A dor foi a sua primeira sensação. De repente, aquele calor aconchegante tornara-se uma pira infernal que a consumia de dentro para fora, incendiando todo o seu ser, da carne ao osso, do osso às cinzas. A dor era agressiva, cruel e insuportável. Era como se estivesse sendo mergulhada em óleo fervente.

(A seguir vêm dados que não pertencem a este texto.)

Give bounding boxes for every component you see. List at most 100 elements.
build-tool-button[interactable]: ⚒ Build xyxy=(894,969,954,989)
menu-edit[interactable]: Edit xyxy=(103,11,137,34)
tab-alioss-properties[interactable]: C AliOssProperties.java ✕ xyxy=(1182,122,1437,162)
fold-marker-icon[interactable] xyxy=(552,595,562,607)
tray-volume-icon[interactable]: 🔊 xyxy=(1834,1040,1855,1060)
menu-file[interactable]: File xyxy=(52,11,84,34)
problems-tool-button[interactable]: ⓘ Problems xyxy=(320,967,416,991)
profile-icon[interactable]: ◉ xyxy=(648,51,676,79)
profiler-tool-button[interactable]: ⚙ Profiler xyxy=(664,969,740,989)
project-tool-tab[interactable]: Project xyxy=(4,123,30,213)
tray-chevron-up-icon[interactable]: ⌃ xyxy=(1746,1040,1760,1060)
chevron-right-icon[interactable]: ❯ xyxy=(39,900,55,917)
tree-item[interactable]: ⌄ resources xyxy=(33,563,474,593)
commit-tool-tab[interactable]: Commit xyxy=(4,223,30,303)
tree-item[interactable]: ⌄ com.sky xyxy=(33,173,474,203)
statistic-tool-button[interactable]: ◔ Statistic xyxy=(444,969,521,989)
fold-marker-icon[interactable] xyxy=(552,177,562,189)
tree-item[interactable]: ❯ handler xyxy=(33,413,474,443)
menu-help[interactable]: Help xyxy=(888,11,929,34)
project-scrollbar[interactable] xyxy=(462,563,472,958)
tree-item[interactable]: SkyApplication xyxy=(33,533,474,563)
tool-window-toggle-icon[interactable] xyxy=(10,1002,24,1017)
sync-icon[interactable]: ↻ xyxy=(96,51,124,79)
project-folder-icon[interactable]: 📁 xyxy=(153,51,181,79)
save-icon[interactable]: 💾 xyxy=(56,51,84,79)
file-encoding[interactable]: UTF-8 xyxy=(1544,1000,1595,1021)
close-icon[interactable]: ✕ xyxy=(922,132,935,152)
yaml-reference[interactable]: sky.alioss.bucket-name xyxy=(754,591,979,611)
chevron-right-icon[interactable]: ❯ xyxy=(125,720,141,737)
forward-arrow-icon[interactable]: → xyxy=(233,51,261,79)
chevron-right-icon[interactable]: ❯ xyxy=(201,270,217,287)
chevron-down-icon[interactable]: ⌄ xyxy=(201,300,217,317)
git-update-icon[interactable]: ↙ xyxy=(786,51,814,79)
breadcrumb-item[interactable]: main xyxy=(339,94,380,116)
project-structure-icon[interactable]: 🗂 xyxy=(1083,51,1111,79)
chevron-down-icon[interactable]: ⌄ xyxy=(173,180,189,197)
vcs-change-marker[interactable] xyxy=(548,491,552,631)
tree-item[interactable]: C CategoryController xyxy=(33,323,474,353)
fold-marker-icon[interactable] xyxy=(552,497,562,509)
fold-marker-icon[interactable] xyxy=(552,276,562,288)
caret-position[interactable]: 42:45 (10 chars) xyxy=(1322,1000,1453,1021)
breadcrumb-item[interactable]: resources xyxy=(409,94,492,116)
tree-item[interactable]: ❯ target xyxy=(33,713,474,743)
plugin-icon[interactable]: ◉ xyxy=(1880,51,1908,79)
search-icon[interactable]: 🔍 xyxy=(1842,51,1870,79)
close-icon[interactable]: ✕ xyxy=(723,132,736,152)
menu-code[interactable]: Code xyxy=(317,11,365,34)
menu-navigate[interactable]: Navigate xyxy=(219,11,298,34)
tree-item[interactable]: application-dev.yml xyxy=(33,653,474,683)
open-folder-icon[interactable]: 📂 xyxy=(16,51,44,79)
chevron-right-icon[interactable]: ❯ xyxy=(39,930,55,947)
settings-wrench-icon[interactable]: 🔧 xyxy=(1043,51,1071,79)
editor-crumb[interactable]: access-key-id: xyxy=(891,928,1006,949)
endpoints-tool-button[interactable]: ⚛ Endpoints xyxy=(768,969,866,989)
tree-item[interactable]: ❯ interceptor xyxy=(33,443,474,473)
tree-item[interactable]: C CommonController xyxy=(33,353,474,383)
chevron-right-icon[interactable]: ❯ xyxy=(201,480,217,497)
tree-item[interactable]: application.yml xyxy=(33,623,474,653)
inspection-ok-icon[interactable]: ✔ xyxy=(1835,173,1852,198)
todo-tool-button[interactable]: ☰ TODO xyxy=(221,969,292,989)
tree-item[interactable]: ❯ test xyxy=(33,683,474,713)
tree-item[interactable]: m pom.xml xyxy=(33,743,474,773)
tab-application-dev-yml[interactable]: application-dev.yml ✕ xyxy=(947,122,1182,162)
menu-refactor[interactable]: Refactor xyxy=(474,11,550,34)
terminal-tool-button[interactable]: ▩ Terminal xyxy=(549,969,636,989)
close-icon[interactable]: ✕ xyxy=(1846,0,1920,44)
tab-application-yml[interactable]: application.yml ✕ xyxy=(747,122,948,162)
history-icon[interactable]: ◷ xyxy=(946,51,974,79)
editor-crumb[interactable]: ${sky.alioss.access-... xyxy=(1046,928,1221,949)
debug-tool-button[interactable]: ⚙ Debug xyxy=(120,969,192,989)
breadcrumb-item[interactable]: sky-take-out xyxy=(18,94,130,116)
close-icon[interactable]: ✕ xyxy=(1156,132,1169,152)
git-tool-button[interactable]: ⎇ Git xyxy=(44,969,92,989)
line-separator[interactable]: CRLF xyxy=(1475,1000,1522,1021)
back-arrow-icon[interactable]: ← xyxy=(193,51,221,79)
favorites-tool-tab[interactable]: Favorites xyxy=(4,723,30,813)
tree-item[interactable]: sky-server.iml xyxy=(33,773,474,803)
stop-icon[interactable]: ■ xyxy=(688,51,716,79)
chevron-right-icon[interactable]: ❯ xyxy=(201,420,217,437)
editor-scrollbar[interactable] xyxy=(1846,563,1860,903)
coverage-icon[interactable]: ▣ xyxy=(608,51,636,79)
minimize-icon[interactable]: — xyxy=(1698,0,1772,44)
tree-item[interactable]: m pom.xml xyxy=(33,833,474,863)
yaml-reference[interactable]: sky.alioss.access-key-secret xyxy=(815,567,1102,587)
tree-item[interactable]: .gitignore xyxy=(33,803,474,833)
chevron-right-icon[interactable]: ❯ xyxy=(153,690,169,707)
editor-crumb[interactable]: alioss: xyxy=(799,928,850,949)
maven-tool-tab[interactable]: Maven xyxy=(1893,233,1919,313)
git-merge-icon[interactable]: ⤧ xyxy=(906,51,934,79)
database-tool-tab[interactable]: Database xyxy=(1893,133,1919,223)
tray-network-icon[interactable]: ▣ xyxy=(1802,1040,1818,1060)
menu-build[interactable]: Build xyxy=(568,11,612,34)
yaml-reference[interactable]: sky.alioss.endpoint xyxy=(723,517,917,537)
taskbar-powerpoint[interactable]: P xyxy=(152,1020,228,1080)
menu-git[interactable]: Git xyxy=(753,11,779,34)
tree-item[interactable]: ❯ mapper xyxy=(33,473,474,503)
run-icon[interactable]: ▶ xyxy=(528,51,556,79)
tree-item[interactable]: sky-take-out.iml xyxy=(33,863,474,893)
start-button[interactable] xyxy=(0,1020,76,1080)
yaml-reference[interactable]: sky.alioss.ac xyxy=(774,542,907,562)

Instintivamente, quis gritar e despejar toda a sua agonia para fora, mas, quando procurou a voz para fazê-lo, descobriu que a sua boca estava tão silenciosa quanto um túmulo.

A dor não era nada, comparada ao que veio depois.

O silêncio sepulcral que revestia o breu fora estilhaçado quando as vozes ergueram-se das profundezas. Poucas, no começo, mas logo multiplicaram-se em dezenas, centenas, milhares; um turbilhão avassalador que violava os seus ouvidos da mesma forma que o calor devorava todo o resto de si. Algumas sussurravam, segredando-lhe murmúrios indecifráveis que ela não compreendia. Outras, choravam, expressando as suas tristezas num pranto tão soturno que ela própria sentia vontade de unir-se à elas. Muitas além destas gritavam, ensandecidas, cegas de raiva e de ódio. A algazarra era ensurdecedora e enchia o seu peito de angústia. Parecia-lhe que o som perfurava a carne de seu coração e expulsava o ar dos seus pulmões, sufocando-a até o desespero. Ela queria gritar. Queria chorar e fundir a própria voz às infindáveis outras que a cercavam, mas seus lábios não proferiram nem mesmo o menor dos ruídos.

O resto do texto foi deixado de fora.